Members of the Indonesian army's Strategic Reserve Command and Kopassus Special Forces are still giving support to militias and secretly training them at a base in Betun, West Timor, said Mary Barreto of the Communication Forum for East Timorese Women, an NGO aiding victims of sexual violence.

She said that many Indonesian soldiers who formerly served in East Timor are still stationed close to the West Timor border and that they have detailed knowledge of East Timor's geography, which could be used to plan future cross-border guerrilla attacks.

Barreto said that while establishing an international tribunal on human rights abuses committed in East Timor by the Indonesian military and its militias is the only way to really heal the trauma suffered by the East Timorese people, Japan should at the very least carefully monitor Indonesia's domestic investigation and prosecutions.

The United Nations and the National Council of Timorese Resistance, an umbrella organization of the main East Timorese political parties, have said they will watch how the Indonesian investigation of human rights violations in East Timor progresses. But Barreto said it is doubtful that Jakarta will carry it out properly.

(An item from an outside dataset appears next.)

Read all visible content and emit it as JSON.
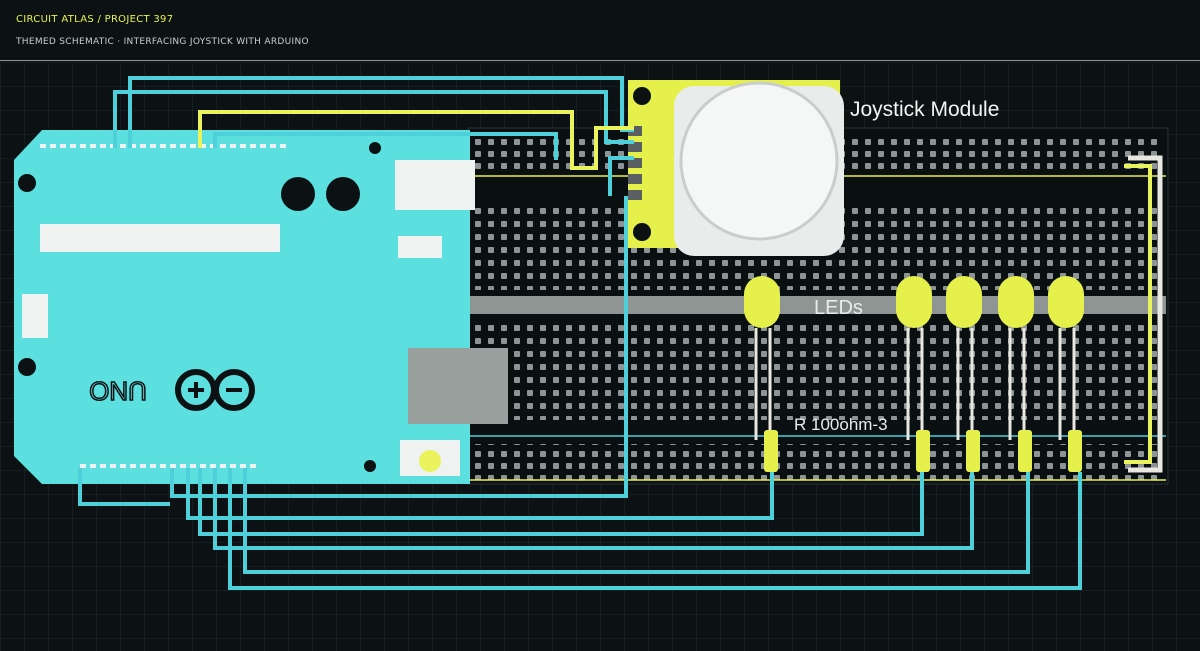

"East Timorese know from their own experience that Indonesia doesn't do what it says it will do, so the Japanese government should make sure Indonesia fulfills its promise," she said.

She also urged Japan to support efforts by the United Nations High Commissioner for Refugees to repatriate East Timorese refugees. There are still an estimated 100,000 East Timorese in camps in West Timor.

Barreto fled to West Timor in September amid the violence that followed the U.N.-sponsored ballot on independence, and spent a month hiding in Kupang, the provincial capital.

On Sept. 7, a militia member came to her home in Dili, East Timor's capital, where she was taking shelter with a group of friends, and told her that the Indonesian military had begun a large-scale operation to destroy the town and kill the main independence leaders, she recalled.

"He said that if we stayed in my house, the Indonesian soldiers would come and rape the women and kill the men," she said. "He told us that anyone caught attempting to escape to the mountains (where the East Timorese armed resistance was based) would be killed."

After returning to East Timor in October, she said, she heard through her organization of many cases of East Timorese women in West Timor refugee camps being raped and used as sex slaves by militias and the Indonesian military.

Last week, the Japanese Diet Members Forum on East Timor issued a statement calling on the Foreign Ministry to urge the Indonesian government to properly prosecute those who planned and carried out abuses in East Timor last year, to disarm militia groups and to relocate troops formerly stationed in East Timor away from the West Timor border.